A safety signal is an indication that there may be a safety problem related to a medicine. This could be a previously unknown adverse reaction or a change in the frequency or severity of a known side effect.
Medsafe analyses adverse reactions reports in conjunction with other information to determine if the safety signal is real. Medsafe seeks the advice of independent experts, via the Medicines Adverse Reactions Committee or may also form working groups of experts to provide advice. Medsafe also works closely with other regulatory authorities from around the world.
Medsafe undertakes a risk-benefit assessment on safety signals to assess if action is required.
The majority of safety signals are not supported by any additional information and no action is taken although Medsafe may continue to closely monitor the issue.
A small number of possible safety signals are confirmed to be real.
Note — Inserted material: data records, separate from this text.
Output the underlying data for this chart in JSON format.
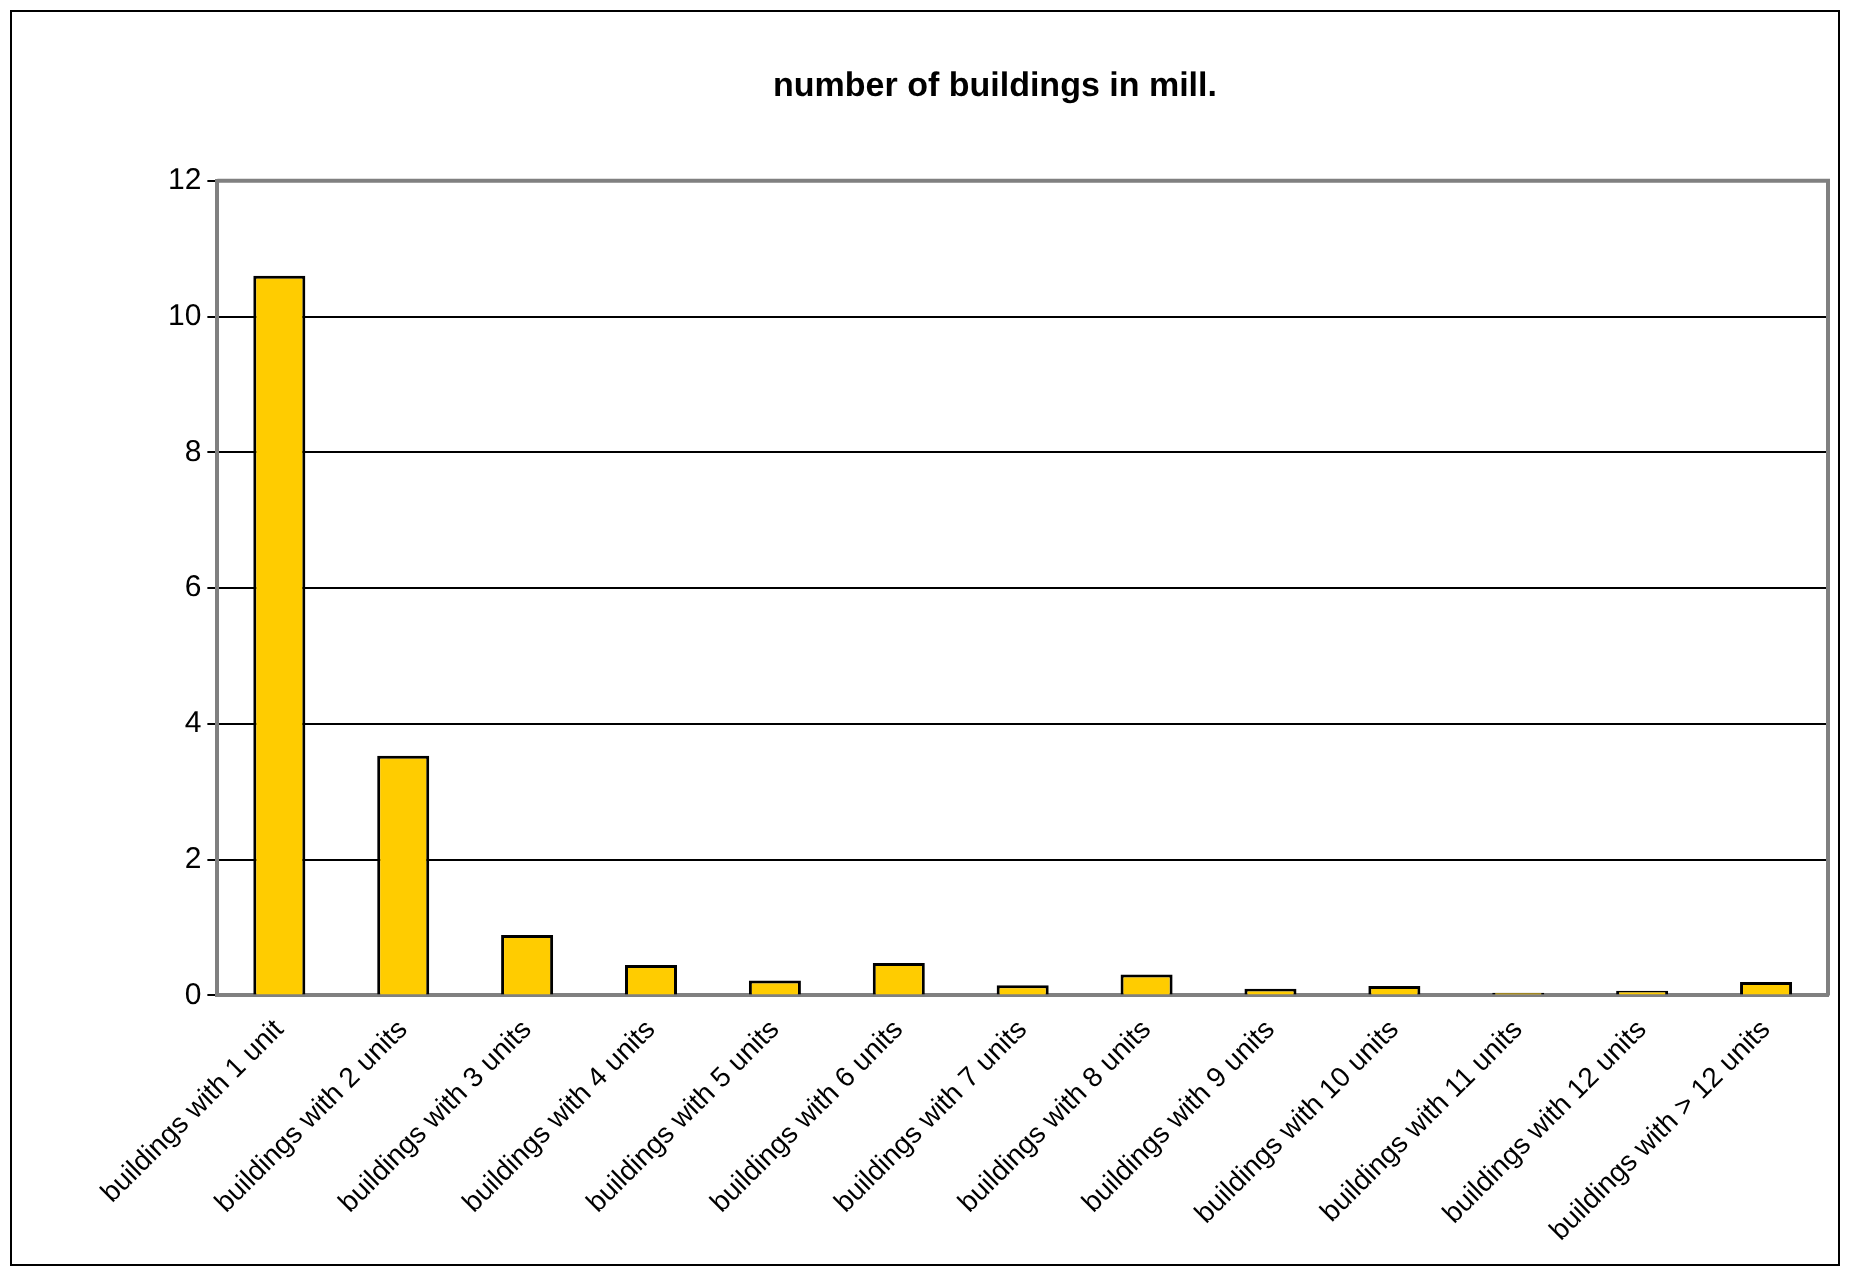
{
  "chart_data": {
    "type": "bar",
    "title": "number of buildings in mill.",
    "categories": [
      "buildings with 1 unit",
      "buildings with 2 units",
      "buildings with 3 units",
      "buildings with 4 units",
      "buildings with 5 units",
      "buildings with 6 units",
      "buildings with 7 units",
      "buildings with 8 units",
      "buildings with 9 units",
      "buildings with 10 units",
      "buildings with 11 units",
      "buildings with 12 units",
      "buildings with > 12 units"
    ],
    "values": [
      10.6,
      3.53,
      0.89,
      0.45,
      0.22,
      0.48,
      0.15,
      0.31,
      0.1,
      0.14,
      0.04,
      0.07,
      0.2
    ],
    "color": "#ffcc00",
    "ylim": [
      0,
      12
    ],
    "yticks": [
      0,
      2,
      4,
      6,
      8,
      10,
      12
    ],
    "grid": "y"
  }
}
In these cases Medsafe takes appropriate action to ensure the safe use of these medicines is improved.
Communication with healthcare professionals and consumers is one of the best ways to provide information about about adverse effects and the safe use of medicines.
Medsafe provides information by:
Medsafe can also instruct other organisations to provide information to healthcare professionals or consumers (eg, "Dear Healthcare Professional" letters from pharmaceutical companies).
Neither Medsafe nor CARM can say in individual cases that a medicine was the actual cause of a suspected adverse reaction. Any consumer who has concerns regarding medicines they are taking should discuss these with their GP.